Девочка так разоралась, как будто я ее оскорбил, она завопила, что я разорвал ее кружевной платок. Мицос, Лукас, господин Васиота́кис, близнецы, все они повскакали с мест и закричали:
– Буян! Буян!
Я не знал, кого первым слушать и к кому первому бежать. Госпожа Васиотаки твердила, что собаки не годятся в спутники. Одна Ева оставалась в своем шезлонге и хохотала от души.
Я остановился поразмыслить, как бы всех уважить, как пойти ко всем сразу, и тут меня схватил Мицос и надавал тумаков.
Больно не было. Пара шлепков по спине – не стоит и речи. Но достоинство мое было крепко задето, ведь я не очень хорошо еще был знаком с Мицосом, чтобы терпеть от него такие вольности в обращении со мной.
Я тоже разозлился.
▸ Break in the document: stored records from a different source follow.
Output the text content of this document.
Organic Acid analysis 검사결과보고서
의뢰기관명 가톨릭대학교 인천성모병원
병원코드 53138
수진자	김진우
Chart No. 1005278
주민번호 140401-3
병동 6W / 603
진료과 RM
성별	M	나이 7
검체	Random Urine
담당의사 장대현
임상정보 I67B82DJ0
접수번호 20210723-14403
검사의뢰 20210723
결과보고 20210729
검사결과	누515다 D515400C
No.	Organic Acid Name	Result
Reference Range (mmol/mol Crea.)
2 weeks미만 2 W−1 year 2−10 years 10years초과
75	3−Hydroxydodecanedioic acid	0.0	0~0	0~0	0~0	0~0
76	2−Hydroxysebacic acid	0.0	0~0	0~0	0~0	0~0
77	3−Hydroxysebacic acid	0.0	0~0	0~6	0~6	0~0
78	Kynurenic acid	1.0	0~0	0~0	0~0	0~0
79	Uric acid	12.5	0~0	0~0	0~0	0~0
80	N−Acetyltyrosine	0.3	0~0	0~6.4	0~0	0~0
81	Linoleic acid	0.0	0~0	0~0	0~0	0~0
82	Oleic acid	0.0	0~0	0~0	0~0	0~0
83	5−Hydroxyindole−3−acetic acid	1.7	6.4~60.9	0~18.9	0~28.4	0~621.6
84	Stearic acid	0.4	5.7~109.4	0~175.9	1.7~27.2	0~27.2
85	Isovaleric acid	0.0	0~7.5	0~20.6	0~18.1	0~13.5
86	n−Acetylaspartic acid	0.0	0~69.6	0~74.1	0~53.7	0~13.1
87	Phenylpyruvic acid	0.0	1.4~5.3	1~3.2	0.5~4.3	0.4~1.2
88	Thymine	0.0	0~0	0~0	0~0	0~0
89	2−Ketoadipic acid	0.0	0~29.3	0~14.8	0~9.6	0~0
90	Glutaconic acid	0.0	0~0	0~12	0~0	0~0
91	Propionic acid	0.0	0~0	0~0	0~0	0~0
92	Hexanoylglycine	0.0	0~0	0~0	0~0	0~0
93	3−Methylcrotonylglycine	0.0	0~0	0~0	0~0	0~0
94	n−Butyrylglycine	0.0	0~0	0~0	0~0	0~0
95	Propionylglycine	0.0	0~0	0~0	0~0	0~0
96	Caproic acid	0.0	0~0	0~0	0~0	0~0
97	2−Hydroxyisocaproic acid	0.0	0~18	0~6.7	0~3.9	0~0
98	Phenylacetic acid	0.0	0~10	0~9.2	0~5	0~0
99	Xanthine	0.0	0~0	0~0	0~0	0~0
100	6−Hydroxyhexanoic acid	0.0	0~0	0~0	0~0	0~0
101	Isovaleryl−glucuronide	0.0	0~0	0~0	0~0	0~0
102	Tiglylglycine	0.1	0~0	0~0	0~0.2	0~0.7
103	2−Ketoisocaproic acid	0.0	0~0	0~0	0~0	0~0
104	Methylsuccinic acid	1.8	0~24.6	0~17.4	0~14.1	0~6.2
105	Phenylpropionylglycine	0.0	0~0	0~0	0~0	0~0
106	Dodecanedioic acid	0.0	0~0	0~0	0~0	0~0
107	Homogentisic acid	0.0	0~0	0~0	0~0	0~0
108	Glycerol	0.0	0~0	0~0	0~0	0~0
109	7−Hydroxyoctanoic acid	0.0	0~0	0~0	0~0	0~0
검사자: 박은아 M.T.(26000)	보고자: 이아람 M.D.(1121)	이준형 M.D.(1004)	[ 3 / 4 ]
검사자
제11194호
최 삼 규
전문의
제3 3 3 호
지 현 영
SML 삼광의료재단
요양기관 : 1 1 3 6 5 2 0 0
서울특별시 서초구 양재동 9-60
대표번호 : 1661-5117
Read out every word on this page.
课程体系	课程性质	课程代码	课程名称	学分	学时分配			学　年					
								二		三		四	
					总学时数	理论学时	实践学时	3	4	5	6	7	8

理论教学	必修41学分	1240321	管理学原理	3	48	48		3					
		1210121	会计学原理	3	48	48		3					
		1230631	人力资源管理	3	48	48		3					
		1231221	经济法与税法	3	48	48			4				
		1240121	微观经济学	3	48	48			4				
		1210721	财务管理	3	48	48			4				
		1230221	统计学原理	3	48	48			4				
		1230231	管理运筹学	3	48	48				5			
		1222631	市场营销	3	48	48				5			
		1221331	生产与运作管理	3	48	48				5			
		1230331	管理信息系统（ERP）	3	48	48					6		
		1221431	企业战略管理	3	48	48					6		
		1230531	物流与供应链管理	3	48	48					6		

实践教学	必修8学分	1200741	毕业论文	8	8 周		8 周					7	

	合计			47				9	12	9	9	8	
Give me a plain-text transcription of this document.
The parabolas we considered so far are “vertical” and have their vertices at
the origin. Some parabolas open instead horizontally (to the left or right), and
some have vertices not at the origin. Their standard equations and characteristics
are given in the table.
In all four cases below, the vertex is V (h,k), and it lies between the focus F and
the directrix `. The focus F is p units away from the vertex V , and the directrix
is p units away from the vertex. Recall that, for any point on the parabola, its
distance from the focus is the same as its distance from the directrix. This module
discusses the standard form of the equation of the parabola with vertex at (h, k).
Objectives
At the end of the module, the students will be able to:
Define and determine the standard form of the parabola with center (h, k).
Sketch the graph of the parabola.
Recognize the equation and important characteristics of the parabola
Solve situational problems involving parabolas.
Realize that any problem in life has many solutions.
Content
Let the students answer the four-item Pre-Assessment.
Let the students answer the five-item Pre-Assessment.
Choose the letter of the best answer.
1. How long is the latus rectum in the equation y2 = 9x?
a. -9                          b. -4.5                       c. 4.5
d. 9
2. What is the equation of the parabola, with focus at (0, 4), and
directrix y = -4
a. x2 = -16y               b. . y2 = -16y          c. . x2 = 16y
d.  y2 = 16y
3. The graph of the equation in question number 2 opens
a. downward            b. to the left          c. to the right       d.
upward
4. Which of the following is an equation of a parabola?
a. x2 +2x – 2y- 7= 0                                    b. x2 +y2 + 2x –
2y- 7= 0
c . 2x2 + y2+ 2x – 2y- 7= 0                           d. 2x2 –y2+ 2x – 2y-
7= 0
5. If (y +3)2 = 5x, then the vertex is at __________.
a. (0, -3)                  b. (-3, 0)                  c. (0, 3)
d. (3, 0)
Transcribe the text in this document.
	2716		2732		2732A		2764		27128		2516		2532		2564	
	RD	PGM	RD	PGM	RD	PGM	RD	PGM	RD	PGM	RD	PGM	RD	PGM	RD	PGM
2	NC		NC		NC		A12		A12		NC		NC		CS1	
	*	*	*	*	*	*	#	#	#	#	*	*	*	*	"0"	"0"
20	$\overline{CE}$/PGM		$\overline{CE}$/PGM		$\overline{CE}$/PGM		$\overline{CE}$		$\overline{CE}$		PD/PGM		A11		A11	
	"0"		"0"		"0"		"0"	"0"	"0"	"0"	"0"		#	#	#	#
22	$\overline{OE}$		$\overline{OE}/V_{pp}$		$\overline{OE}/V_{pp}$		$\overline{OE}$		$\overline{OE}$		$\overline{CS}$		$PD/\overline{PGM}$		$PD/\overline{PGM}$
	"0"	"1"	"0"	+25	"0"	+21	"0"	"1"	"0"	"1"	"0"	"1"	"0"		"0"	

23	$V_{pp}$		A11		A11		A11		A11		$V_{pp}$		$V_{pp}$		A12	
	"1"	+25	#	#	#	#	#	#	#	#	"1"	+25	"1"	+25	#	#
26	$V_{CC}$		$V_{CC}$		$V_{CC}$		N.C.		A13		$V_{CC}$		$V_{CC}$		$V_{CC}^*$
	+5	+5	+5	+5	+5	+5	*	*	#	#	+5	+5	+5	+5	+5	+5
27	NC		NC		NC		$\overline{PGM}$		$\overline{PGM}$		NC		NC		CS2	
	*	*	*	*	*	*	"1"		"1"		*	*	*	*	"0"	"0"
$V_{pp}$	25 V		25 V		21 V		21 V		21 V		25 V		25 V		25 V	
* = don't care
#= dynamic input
На всех. Не захотел пойти к голубоглазой англичаночке, хотя она и раскаялась теперь и звала меня к себе. Не нравятся мне люди, которые лезут ко мне без спроса, и я хотел ей показать это.
С поджатым хвостом я ушел от них и спустился в трюм, где набросился на мышей. Всех, кто попадался, всех передушил. Так я отомстил этой глупой девчонке, которая нашла повод для ненужной суеты.
Этой ночью мы остановились в каком-то порту. В суматохе подплывали лодки, раздавались крики, люди кто поднимался, кто сходил на берег, но моих хозяев видно не было. Один Мицос поднялся на палубу и завел разговор с лодочником, дедом Ла́мбросом. Он расспрашивал, нет ли новостей от некоего капитана Манолиса и от двоюродного брата Перикла, что проживал вместе с капитаном Манолисом.
Все хорошо у них в Ираклионе, отвечал дед Ламброс, у бабушки тоже хорошо, она посылает ему приветы – они ведь очень старенькие уже, а Перикл еще мал, потому и не смогли ночью приехать повидаться с моими хозяевами.
Разговор был неинтересный, я никого не знал из тех, кого упоминали, так что я просто глазел по сторонам и слушал разные речи вокруг себя.
Порт назывался Суда, а место – Крит. Это была родина моего хозяина. Крит это остров, то есть большой кусок суши, окруженный водой. Я, правда, не обегал его кругом, так что поручиться вам не могу. Предпочитаю говорить о том, что видел сам.
Мы отплыли еще до рассвета, а на следующее утро, на заре, увидели желтую полоску суши, по ней были разбросаны кучами огромные камни. Когда мы приблизились, я различил, что эта полоска – земля, а камни – дома и ветряные мельницы. Потом я увидел мачты и множество лодок, потом черные горы угля, белые горы мешков, желтые горы досок, все это громоздилось вдоль берега. Затем я различил людей, сновавших туда-сюда.